Robbie Shaw
- Born: 24 July 1983 (age 42) Taplow, England
- Height: 1.77 m (5 ft 10 in)
- Weight: 89 kg (14 st 0 lb)
- School: RGS High Wycombe
- University: Brunel University

Rugby union career
- Position: Scrum-half

Senior career
- Years: Team / Apps / (Points)
- 2008: Connacht / 1 / (0)
- 2010–2011: Bristol / 17 / (0)
- 2011–2012: Yorkshire Carnegie / 26 / (5)
- 2013–2014: London Scottish / 6 / (0)
- 2015–2016: Ohio Aviators / 16 / (41)
- 2017: Hartpury College R.F.C. / 2 / (0)
- Correct as of 7 June 2021

International career
- Years: Team / Apps / (Points)
- 2004: Ireland under-21
- 2008–2013: United States / 13 / (15)
- Correct as of 8 December 2013

= Robbie Shaw =

US international rugby union player

Robbie Shaw (born 24 July 1983) is a former international rugby union player who played scrum-half. Shaw played for the United States national rugby union team.

Shaw played for Bristol and was released at the end of the 2010-11 RFU Championship. Shaw joined Bristol after a short stint at Esher. He has also previously played for London Wasps, London Welsh, Connacht and Galwegians. He made one substitute appearance for Connacht on 2 May 2008 against Cardiff Blues.

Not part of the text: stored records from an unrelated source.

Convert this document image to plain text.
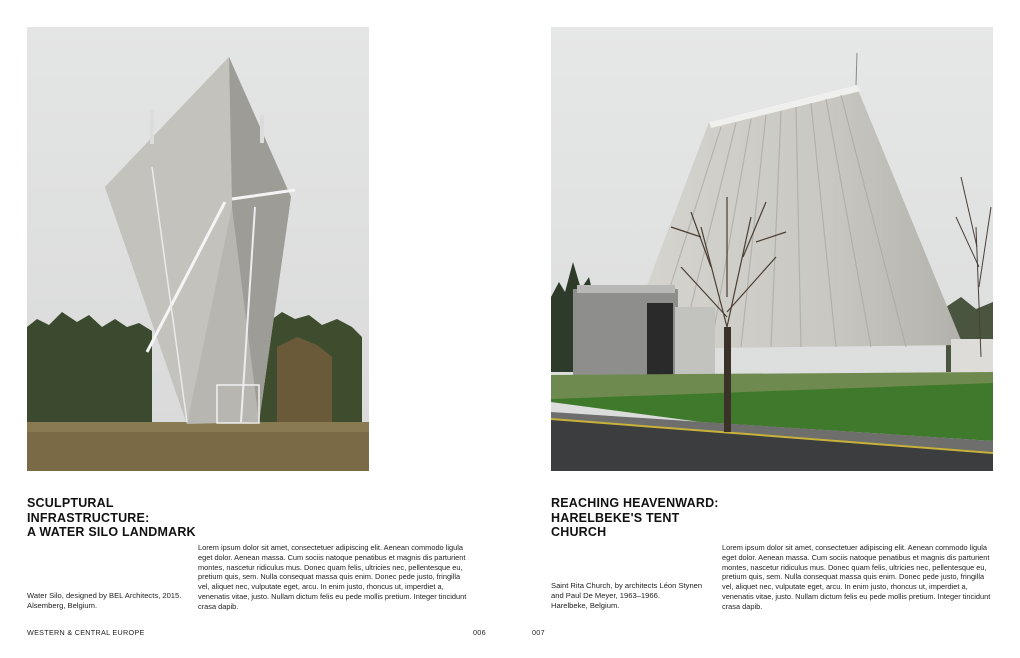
SCULPTURAL
INFRASTRUCTURE:
A WATER SILO LANDMARK
Water Silo, designed by BEL Architects, 2015.
Alsemberg, Belgium.
Lorem ipsum dolor sit amet, consectetuer adipiscing elit. Aenean commodo ligula eget dolor. Aenean massa. Cum sociis natoque penatibus et magnis dis parturient montes, nascetur ridiculus mus. Donec quam felis, ultricies nec, pellentesque eu, pretium quis, sem. Nulla consequat massa quis enim. Donec pede justo, fringilla vel, aliquet nec, vulputate eget, arcu. In enim justo, rhoncus ut, imperdiet a, venenatis vitae, justo. Nullam dictum felis eu pede mollis pretium. Integer tincidunt crasa dapib.
WESTERN & CENTRAL EUROPE	006
REACHING HEAVENWARD:
HARELBEKE'S TENT
CHURCH
Saint Rita Church, by architects Léon Stynen
and Paul De Meyer, 1963–1966.
Harelbeke, Belgium.
Lorem ipsum dolor sit amet, consectetuer adipiscing elit. Aenean commodo ligula eget dolor. Aenean massa. Cum sociis natoque penatibus et magnis dis parturient montes, nascetur ridiculus mus. Donec quam felis, ultricies nec, pellentesque eu, pretium quis, sem. Nulla consequat massa quis enim. Donec pede justo, fringilla vel, aliquet nec, vulputate eget, arcu. In enim justo, rhoncus ut, imperdiet a, venenatis vitae, justo. Nullam dictum felis eu pede mollis pretium. Integer tincidunt crasa dapib.
007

In July 2011, Welsh region the Scarlets said that Shaw was training with them to be ready for the 2011–12 season.
In June 2013 Shaw signed to play for Esher in National League 1. After a three match stint with London Scottish F.C. during the 2013–14 season Shaw returned to Esher for the 2014–15 season.

==International==

Shaw has twelve international caps for the United States. Shaw narrowly missed out on making the United States squad for the 2011 Rugby World Cup.

Shaw also played for the Ireland U21 side that reached the final of the World Championships in 2004. Shaw is also a United Kingdom citizen.